24 March 2003
A confluence of ideas and reminders:

The Library's stance toward departments has generally been that our responsibilities are to provide information resources to support (a) teaching and (b) research, and generally to be sensitive to faculty interests in 'developing the collection'. In the past this meant handling the day-to-day chores of maintaining monographic and periodical resources; in the last 5 years, more and more of the Library's time and budget has gone into digital information, in the form of electronic journals and support of online indexes. We can anticipate that over the next 5 years print-journal resources will continue to be duplicated by and in many cases replaced entirely by online access. We can also expect that faculty will become creators of more and more digital information, and anticipate that they will want the Library to take some level of responsibility for collecting, curating, and distributing such digital assets: we see the beginnings of this in digital image projects (the Bent and Connors projects) and digital library experiments (the Digital South and several Special Collections projects). We can also anticipate that more faculty will wish to use digital assets of various sorts in their teaching, and that their needs for support will grow.

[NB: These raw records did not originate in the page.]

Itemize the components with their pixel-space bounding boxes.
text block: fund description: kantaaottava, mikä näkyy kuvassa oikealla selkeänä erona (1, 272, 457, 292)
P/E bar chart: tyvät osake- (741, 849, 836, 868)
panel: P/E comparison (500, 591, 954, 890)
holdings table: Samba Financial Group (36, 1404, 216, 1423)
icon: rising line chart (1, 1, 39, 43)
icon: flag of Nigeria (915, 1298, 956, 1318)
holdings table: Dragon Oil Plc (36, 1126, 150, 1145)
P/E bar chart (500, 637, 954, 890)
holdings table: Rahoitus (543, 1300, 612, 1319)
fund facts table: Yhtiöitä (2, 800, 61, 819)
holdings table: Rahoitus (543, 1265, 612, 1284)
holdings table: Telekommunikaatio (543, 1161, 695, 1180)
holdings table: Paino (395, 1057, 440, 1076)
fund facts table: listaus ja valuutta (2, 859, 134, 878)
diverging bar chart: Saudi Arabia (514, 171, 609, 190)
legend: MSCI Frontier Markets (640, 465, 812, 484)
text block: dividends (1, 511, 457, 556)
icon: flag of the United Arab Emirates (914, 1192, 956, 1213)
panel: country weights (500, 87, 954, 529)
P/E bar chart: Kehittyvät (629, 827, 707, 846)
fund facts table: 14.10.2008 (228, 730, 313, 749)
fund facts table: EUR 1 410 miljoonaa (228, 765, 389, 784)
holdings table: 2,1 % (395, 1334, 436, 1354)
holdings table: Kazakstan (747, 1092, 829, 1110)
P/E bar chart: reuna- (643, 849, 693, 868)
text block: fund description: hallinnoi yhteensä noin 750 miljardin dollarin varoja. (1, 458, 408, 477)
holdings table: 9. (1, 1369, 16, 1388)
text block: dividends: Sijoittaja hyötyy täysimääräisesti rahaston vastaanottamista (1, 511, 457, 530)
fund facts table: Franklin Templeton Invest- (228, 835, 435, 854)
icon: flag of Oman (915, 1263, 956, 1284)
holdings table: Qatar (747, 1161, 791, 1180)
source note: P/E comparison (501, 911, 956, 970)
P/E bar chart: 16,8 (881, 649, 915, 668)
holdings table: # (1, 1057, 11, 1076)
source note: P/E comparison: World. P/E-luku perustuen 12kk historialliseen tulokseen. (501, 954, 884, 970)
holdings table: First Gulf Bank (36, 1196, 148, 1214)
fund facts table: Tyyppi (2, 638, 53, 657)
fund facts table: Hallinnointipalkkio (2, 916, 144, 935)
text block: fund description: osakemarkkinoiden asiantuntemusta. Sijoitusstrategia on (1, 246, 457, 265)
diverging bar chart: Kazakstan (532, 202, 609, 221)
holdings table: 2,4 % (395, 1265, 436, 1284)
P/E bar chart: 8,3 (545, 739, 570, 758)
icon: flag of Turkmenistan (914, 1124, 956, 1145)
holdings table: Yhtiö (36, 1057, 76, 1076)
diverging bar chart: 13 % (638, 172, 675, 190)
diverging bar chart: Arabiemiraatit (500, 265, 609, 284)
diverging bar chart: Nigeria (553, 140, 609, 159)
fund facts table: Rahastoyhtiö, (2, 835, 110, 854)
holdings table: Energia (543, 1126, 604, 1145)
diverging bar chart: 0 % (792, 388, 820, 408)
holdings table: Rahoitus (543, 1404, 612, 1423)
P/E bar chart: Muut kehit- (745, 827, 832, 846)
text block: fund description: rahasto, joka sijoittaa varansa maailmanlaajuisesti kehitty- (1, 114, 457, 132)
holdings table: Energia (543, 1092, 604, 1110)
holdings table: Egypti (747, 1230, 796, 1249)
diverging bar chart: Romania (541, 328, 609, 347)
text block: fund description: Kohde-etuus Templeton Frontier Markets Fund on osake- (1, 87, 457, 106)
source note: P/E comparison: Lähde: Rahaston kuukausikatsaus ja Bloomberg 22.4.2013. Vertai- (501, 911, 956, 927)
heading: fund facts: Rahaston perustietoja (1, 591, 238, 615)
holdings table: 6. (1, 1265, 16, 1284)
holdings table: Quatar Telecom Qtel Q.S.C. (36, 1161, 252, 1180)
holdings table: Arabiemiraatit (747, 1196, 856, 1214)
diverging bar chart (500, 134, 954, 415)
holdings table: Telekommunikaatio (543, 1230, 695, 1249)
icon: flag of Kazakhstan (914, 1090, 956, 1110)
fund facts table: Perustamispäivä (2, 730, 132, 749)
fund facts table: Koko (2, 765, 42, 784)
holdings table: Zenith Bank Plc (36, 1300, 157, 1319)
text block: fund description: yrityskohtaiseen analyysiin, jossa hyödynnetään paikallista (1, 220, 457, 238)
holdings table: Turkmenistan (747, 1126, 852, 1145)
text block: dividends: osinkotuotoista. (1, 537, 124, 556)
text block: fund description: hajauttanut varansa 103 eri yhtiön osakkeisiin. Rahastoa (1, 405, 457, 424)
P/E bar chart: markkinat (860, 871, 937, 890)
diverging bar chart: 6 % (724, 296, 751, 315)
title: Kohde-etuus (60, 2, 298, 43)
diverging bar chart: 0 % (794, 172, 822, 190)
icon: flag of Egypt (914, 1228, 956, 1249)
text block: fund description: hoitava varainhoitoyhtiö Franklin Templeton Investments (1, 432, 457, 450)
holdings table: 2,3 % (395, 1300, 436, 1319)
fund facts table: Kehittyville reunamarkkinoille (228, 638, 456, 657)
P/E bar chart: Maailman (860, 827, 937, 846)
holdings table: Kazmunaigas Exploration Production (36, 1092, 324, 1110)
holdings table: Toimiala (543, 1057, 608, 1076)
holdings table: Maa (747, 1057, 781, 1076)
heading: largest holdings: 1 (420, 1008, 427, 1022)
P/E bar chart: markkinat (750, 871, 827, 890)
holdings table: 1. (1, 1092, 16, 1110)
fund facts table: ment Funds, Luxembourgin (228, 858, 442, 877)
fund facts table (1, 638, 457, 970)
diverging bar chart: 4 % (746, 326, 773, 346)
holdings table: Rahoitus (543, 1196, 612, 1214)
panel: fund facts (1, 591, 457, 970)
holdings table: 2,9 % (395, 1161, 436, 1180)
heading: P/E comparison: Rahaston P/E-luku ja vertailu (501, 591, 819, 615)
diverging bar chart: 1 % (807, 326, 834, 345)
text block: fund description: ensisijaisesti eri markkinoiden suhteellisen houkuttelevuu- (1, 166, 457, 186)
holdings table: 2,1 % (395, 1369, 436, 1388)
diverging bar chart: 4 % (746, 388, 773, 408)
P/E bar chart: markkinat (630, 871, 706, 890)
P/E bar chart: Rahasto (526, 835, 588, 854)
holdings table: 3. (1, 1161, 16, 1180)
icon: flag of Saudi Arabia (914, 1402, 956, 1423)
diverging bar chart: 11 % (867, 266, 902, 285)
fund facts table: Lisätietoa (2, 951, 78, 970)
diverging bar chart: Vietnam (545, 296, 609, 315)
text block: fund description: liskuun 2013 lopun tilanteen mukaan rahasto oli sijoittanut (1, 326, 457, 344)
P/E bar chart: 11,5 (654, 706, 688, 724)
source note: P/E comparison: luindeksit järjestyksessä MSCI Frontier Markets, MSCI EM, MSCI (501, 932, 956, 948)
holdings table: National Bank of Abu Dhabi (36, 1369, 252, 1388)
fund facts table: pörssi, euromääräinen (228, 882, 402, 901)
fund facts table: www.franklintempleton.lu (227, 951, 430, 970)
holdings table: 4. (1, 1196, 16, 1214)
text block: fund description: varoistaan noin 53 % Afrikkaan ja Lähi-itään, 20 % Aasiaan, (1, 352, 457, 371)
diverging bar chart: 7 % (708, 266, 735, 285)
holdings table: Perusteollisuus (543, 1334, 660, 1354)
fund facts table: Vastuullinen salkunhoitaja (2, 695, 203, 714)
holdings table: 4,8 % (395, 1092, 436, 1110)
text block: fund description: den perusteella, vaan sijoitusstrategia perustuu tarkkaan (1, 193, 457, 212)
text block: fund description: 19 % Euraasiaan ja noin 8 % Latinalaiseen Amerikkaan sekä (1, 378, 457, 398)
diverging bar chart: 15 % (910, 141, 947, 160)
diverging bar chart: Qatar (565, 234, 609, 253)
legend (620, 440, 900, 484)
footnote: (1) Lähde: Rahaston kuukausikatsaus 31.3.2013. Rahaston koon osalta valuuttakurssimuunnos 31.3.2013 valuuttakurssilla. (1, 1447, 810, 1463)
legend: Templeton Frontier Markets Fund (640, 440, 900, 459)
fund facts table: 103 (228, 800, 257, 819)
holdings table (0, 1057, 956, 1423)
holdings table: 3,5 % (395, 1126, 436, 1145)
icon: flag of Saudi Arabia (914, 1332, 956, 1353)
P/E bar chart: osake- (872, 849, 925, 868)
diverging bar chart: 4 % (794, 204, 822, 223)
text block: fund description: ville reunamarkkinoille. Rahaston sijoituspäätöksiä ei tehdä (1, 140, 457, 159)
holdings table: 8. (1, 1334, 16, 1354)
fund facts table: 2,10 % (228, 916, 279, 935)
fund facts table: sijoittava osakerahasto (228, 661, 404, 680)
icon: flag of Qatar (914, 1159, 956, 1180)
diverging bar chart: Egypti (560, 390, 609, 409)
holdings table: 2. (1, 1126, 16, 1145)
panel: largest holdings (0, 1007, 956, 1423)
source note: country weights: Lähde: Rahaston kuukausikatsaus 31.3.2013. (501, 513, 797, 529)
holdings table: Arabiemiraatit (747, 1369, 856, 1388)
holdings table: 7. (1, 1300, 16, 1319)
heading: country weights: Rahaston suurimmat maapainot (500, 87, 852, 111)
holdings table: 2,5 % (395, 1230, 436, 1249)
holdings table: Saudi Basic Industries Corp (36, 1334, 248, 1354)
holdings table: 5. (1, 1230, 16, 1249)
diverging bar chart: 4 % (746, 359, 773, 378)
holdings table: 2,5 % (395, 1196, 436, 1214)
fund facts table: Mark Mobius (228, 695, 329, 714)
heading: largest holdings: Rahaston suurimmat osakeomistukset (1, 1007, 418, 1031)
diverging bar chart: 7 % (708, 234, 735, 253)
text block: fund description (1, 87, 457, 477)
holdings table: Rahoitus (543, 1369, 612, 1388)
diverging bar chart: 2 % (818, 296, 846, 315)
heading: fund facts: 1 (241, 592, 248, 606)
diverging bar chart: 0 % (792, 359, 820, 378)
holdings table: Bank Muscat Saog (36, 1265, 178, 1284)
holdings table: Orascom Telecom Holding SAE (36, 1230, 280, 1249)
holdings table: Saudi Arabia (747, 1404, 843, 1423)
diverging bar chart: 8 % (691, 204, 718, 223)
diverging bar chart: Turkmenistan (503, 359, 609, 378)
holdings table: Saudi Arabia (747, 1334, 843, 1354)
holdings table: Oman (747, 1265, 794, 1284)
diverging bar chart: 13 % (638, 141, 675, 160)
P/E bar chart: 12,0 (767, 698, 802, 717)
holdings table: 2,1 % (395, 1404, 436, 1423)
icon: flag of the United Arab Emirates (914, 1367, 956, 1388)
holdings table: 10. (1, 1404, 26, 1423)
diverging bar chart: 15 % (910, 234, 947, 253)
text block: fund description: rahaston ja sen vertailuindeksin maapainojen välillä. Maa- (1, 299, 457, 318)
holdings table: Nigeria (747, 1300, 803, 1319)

MIT's DSpace is a prominent example of this phenomenon of digital library development.

We are quite unprepared to cope with these emergent demands, in terms of staff time, developed skills, network resources, and organization. The ad hoc approaches and interest-driven experiments that have characterized our progress to date are not sustainable, and are inadequate to support continued exploration: our successes in the prototype and development phases of projects have created demands for 'production' that strain our resources.

Our understanding of how people (students, faculty, staff) actually use information is poorly developed and uneven, and consequently our planning for future uses is reliant on an uncomfortably vague combination of pious hopes, extrapolation of past trends, and what we think we discern in peer institutions. What we lack is, on the one hand, empirical data on what our users actually do, and on the other, any proactive institutional strategy to create information resources for the future.

It seems clear that the Library and ITG should be allies in defining and developing strategies and procedures to augment digital content for teaching and learning, but those of us who have been experimenters and visionaries on these frontiers generally feel that support for our efforts has been lukewarm and disengaged. How could this be changed? What resources do we need, and how can we gain access to them?